I already polished the Menscer rod this morning, a little thank you for the joy it gave me yesterday afternoon. It is important to care for these handcrafted jewels, particularly when fishing in the rain. I wiped it down when I put it in the Jeep of course, then again when I brought it into the house. The rod spent the night in the rack and was polished and returned to its tube this morning; ready to make another memory.
Fly tying, yes, and a chance to begin reading Ernest Schwiebert’s magnum opus “Trout” which arrived from a book dealer in California. My thanks to Planet Books for packaging it so securely and shipping so quickly.
My love affair with the Catskill dry fly began many years ago as a neophyte fly tier. Like most, I had some troubles with winging and proportions starting out.
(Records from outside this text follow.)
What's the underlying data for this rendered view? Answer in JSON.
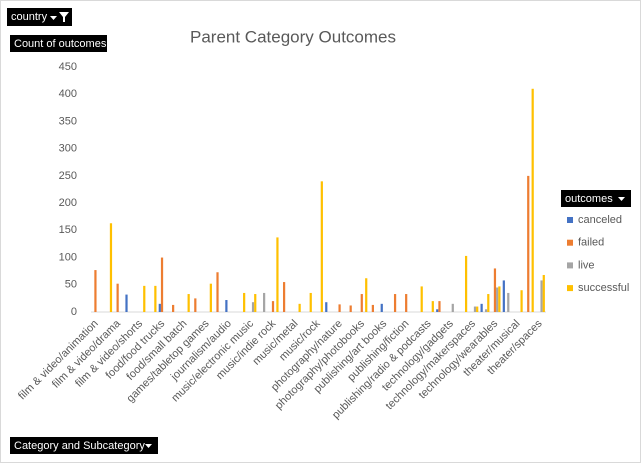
{
  "chart_data": {
    "type": "bar",
    "title": "Parent Category Outcomes",
    "filter_label": "country",
    "y_label": "Count of outcomes",
    "x_label": "Category and Subcategory",
    "legend_title": "outcomes",
    "categories": [
      "film & video/animation",
      null,
      "film & video/drama",
      null,
      "film & video/shorts",
      null,
      "food/food trucks",
      null,
      "food/small batch",
      null,
      "games/tabletop games",
      null,
      "journalism/audio",
      null,
      "music/electronic music",
      null,
      "music/indie rock",
      null,
      "music/metal",
      null,
      "music/rock",
      null,
      "photography/nature",
      null,
      "photography/photobooks",
      null,
      "publishing/art books",
      null,
      "publishing/fiction",
      null,
      "publishing/radio & podcasts",
      null,
      "technology/gadgets",
      null,
      "technology/makerspaces",
      null,
      "technology/wearables",
      null,
      "theater/musical",
      null,
      "theater/spaces"
    ],
    "series": [
      {
        "name": "canceled",
        "color": "#4472c4",
        "values": [
          null,
          null,
          null,
          32,
          null,
          null,
          15,
          null,
          null,
          null,
          null,
          null,
          22,
          null,
          null,
          null,
          null,
          null,
          null,
          null,
          null,
          18,
          null,
          null,
          null,
          null,
          15,
          null,
          null,
          null,
          null,
          5,
          null,
          null,
          null,
          15,
          null,
          58,
          null,
          null,
          null
        ]
      },
      {
        "name": "failed",
        "color": "#ed7d31",
        "values": [
          77,
          null,
          52,
          null,
          null,
          null,
          100,
          13,
          null,
          25,
          null,
          73,
          null,
          null,
          null,
          null,
          20,
          55,
          null,
          null,
          null,
          null,
          14,
          12,
          33,
          13,
          null,
          33,
          33,
          null,
          null,
          20,
          null,
          null,
          null,
          null,
          80,
          null,
          null,
          250,
          null
        ]
      },
      {
        "name": "live",
        "color": "#a5a5a5",
        "values": [
          null,
          null,
          null,
          null,
          null,
          null,
          null,
          null,
          null,
          null,
          null,
          null,
          null,
          null,
          18,
          35,
          null,
          null,
          null,
          null,
          null,
          null,
          null,
          null,
          null,
          null,
          null,
          null,
          null,
          null,
          null,
          null,
          15,
          null,
          10,
          5,
          45,
          35,
          null,
          null,
          58
        ]
      },
      {
        "name": "successful",
        "color": "#ffc000",
        "values": [
          null,
          163,
          null,
          null,
          48,
          48,
          null,
          null,
          33,
          null,
          52,
          null,
          null,
          35,
          33,
          null,
          137,
          null,
          15,
          35,
          240,
          null,
          null,
          null,
          62,
          null,
          null,
          null,
          null,
          47,
          20,
          null,
          null,
          103,
          10,
          33,
          47,
          null,
          40,
          410,
          68
        ]
      }
    ],
    "ylim": [
      0,
      450
    ],
    "yticks": [
      0,
      50,
      100,
      150,
      200,
      250,
      300,
      350,
      400,
      450
    ],
    "grid": false,
    "legend": "right"
  }
}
My flies didn’t look like the example photos, but they caught trout.
I really learned how to tie them properly on a weekend visit to Wally Vait’s On The Fly shop in Baltimore County. Wally had invited Catskill fly tier Larry Duckwall to demonstrate his art, and I was eager to learn. Larry had learned from Elsie Darbee, so he was a direct line third generation Catskill fly tier, and a very entertaining instructor. Sadly I have learned that Larry passed away in 2014.
Beginning with my first trip to Roscoe, New York in 1993, I made it a point to visit the Dette Fly Shop on Cottage Street, hallowed ground for fly fishermen. I was fortunate to meet and watch both Walt and Winne tying flies, and often stopped to spend an hour watching Mary tie and talking with her. She is one of the loveliest and most generous ladies I have ever met, and an absolute master at the vise. I fondly recall the kind compliment she offered when I displayed the Dette Coffin Fly I had managed to tie at my own vise.
My style of tying was modified somewhat through the teachings of Pennsylvania sage George Harvey, and has evolved using a variety of techniques learned in George’s class and book, building upon the Catskill foundation acquired from Larry and from watching Mary Dette during my Roscoe visits.
I offer my own simple video on tying Catskill dry flies in the hope that the results of my learning will be helpful to others.